Opinion of the Justices to the Senate

300 Mass. 607 | Mass. | 1938

*611On April 8, 1938, the order was transmitted to the Justices, who, on April 20, 1938, returned the following answers:

To The Honorable the Senate of the Commonwealth of Massachusetts:

The Justices of the Supreme Judicial Court respectfully submit these answers to the questions in an order adopted on April 5, 1938, copy of which is hereto annexed.

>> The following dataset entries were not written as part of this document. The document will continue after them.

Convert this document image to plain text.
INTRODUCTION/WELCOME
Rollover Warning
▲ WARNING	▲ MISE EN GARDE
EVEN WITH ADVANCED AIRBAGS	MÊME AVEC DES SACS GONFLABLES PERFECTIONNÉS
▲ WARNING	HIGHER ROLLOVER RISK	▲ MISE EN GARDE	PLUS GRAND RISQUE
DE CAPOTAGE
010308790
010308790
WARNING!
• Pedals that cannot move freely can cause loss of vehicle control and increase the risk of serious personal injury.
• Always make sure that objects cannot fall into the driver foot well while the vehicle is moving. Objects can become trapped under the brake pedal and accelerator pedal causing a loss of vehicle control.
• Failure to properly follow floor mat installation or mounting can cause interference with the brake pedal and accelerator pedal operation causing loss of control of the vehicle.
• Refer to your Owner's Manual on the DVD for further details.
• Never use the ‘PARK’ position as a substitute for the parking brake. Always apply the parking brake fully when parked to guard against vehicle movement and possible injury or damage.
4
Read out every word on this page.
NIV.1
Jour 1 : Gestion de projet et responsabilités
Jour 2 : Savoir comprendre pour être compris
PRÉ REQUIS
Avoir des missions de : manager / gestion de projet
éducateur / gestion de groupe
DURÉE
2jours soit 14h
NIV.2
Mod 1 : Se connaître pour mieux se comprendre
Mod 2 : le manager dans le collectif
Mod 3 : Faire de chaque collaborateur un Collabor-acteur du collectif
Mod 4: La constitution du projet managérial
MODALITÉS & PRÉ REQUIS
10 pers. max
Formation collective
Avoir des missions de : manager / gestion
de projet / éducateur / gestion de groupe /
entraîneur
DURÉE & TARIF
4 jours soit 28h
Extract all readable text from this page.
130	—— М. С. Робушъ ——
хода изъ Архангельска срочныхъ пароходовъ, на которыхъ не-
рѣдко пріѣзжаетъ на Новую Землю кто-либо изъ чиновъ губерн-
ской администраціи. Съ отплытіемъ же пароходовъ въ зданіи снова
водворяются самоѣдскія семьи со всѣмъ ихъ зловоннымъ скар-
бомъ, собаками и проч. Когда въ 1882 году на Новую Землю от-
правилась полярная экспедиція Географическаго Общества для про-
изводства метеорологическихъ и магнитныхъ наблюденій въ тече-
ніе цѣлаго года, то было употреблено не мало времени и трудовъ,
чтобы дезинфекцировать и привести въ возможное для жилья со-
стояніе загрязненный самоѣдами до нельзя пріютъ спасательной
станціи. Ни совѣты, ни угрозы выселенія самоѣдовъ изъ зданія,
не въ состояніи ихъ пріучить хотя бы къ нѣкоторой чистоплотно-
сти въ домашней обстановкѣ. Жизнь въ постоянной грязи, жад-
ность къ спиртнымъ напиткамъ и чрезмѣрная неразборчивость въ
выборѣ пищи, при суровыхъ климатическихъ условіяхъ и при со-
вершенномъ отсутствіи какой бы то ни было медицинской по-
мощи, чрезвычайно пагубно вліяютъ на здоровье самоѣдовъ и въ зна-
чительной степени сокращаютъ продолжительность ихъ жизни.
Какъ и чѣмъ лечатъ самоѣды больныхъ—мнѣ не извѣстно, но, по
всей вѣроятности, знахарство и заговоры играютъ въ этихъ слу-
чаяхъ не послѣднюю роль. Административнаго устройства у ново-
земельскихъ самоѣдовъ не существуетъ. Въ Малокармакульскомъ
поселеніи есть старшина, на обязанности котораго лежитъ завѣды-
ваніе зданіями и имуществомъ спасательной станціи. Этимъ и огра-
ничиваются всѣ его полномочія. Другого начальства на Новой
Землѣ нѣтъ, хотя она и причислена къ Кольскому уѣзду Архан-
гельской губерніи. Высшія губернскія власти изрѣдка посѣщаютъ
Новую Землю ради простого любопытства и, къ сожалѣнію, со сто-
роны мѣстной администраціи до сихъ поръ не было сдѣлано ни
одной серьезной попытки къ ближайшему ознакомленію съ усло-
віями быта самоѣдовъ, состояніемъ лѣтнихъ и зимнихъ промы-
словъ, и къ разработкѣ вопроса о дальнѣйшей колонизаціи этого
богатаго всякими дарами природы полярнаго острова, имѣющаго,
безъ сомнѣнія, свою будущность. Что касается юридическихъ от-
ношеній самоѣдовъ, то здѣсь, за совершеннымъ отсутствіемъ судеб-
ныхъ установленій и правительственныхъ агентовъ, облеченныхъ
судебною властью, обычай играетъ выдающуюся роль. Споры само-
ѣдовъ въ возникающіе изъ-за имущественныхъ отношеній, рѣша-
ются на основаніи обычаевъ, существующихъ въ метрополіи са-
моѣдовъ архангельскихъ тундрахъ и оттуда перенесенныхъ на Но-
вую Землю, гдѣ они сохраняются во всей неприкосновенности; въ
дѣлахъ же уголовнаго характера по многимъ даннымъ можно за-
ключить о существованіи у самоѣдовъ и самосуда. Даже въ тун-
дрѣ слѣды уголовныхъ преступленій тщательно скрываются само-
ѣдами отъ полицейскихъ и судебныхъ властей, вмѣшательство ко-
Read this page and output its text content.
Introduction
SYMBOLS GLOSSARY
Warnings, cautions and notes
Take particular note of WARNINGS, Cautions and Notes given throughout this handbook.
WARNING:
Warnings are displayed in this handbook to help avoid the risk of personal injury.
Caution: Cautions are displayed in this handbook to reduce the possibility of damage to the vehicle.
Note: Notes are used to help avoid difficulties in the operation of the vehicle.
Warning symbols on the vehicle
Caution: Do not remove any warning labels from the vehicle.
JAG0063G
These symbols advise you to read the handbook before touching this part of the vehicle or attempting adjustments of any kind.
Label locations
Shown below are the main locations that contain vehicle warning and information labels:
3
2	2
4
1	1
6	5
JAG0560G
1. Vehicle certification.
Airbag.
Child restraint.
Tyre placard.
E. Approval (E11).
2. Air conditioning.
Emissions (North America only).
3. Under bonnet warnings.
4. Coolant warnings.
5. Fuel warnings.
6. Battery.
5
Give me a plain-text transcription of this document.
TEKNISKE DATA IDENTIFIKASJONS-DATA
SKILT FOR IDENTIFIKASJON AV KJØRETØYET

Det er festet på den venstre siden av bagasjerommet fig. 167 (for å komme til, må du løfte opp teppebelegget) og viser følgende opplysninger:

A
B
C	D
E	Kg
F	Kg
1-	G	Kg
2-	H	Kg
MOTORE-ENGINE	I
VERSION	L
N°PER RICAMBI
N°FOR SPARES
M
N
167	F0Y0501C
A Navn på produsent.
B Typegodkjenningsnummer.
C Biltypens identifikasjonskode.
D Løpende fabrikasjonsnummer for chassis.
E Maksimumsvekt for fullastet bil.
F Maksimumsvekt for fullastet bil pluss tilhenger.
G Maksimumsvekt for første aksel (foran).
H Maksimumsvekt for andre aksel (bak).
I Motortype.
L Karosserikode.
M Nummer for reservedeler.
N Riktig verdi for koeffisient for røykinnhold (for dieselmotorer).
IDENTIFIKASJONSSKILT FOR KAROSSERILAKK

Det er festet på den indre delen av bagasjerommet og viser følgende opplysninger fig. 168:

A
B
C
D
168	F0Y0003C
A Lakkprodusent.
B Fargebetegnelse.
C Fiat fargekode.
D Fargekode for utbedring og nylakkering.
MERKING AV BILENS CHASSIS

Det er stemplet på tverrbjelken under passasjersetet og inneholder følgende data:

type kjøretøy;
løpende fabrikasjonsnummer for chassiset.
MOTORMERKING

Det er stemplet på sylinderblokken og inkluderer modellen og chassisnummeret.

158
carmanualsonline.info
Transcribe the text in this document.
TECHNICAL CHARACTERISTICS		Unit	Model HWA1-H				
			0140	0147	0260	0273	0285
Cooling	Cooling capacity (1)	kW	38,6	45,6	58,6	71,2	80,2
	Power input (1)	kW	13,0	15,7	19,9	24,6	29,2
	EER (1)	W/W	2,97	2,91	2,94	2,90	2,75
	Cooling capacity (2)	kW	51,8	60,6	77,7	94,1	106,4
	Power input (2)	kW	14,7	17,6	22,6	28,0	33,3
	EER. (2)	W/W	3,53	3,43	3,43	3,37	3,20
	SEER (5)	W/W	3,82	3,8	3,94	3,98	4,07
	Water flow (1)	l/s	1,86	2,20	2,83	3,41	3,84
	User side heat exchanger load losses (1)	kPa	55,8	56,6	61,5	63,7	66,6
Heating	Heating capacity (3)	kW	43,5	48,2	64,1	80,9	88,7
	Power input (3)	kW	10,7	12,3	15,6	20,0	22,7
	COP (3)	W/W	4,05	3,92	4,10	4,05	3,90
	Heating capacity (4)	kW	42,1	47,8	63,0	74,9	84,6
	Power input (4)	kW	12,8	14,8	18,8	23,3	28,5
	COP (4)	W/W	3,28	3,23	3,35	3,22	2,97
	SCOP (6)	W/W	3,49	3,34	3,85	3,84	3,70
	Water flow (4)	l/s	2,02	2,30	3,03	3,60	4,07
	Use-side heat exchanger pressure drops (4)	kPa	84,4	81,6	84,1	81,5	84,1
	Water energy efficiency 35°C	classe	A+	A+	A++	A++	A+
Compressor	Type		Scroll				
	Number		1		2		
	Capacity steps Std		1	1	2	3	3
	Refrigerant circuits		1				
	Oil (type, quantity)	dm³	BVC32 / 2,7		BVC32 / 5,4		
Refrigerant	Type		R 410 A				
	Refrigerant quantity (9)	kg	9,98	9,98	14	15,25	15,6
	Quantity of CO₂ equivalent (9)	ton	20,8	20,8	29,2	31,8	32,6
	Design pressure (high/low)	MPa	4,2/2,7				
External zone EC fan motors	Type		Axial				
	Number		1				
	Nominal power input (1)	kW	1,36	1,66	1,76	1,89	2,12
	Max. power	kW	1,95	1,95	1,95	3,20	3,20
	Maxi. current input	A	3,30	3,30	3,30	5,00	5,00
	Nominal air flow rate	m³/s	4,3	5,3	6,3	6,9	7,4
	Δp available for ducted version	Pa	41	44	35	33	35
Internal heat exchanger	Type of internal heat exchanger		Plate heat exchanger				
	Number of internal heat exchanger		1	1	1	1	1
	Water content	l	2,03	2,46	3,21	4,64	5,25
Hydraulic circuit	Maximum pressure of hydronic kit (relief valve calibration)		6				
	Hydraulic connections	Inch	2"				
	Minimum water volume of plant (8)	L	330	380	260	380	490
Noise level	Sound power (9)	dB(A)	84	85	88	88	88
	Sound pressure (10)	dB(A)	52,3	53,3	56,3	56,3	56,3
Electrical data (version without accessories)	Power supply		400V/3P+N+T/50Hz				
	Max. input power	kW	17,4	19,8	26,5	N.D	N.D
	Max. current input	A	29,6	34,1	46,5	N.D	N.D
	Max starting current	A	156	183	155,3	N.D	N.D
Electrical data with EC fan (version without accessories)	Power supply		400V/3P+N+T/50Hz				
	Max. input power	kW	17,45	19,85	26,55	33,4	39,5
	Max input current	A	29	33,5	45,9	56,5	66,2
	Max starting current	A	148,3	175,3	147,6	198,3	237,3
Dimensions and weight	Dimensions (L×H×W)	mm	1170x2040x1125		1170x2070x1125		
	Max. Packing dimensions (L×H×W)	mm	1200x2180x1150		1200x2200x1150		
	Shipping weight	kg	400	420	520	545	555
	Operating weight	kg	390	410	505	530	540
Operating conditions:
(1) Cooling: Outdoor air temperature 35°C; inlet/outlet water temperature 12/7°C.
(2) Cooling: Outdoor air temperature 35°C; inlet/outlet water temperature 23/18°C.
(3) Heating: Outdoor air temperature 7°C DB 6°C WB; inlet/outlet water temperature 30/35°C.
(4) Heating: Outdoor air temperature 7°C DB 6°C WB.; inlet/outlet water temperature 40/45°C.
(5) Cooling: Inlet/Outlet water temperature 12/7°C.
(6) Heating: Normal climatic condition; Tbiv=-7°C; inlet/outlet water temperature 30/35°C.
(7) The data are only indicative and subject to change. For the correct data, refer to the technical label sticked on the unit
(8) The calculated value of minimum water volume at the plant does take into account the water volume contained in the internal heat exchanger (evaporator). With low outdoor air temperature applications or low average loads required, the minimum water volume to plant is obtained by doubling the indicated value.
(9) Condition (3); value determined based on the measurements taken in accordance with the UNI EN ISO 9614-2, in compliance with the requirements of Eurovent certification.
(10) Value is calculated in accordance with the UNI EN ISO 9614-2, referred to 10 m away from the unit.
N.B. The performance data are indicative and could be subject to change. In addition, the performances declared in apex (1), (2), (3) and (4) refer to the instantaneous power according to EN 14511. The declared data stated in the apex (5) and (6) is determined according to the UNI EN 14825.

The proposed statute is in the form of an amendment to St. 1879, c. 139, whereby the Hingham Water Company was incorporated. By § 11 of that charter, the town of Hingham was empowered to purchase all the corporate property of the water company “at the actual cost of the same, together with interest thereon at a rate not exceeding ten per centum per annum, said cost to include all actual loss or damage paid or suffered by said company for injury to person or property, deducting from said cost any and all dividends which may have been paid,” together with further incidental matters not here material. The proposed statute strikes out those provisions and establishes a new basis for payment in case the town of Hingham exercises its option to purchase the *612corporate property of the water company. The basis thus established is a long and complicated computation founded on the actual cost of the corporate property year by year, including all loss and damage sustained by the corporation on account of injuries to person or property. From the amount of such actual cost at the end of the first twelve months’ period following incorporation, all dividends declared and paid during such period are to be deducted. On the balance thus found, interest at the rate of five per cent for one year shall be computed. This process of computation is to be continued year by year until the time of purchase authorized by vote of the town. Upon such purchase, the town shall assume and agree to pay, and to indemnify the water company from liability on, any indebtedness of the corporation secured by mortgage or hypothecation or other encumbrance placed upon any of its property, and shall receive as part of the property purchased all funds set aside as a sinking fund established as security for meeting the obligations thus assumed by the town.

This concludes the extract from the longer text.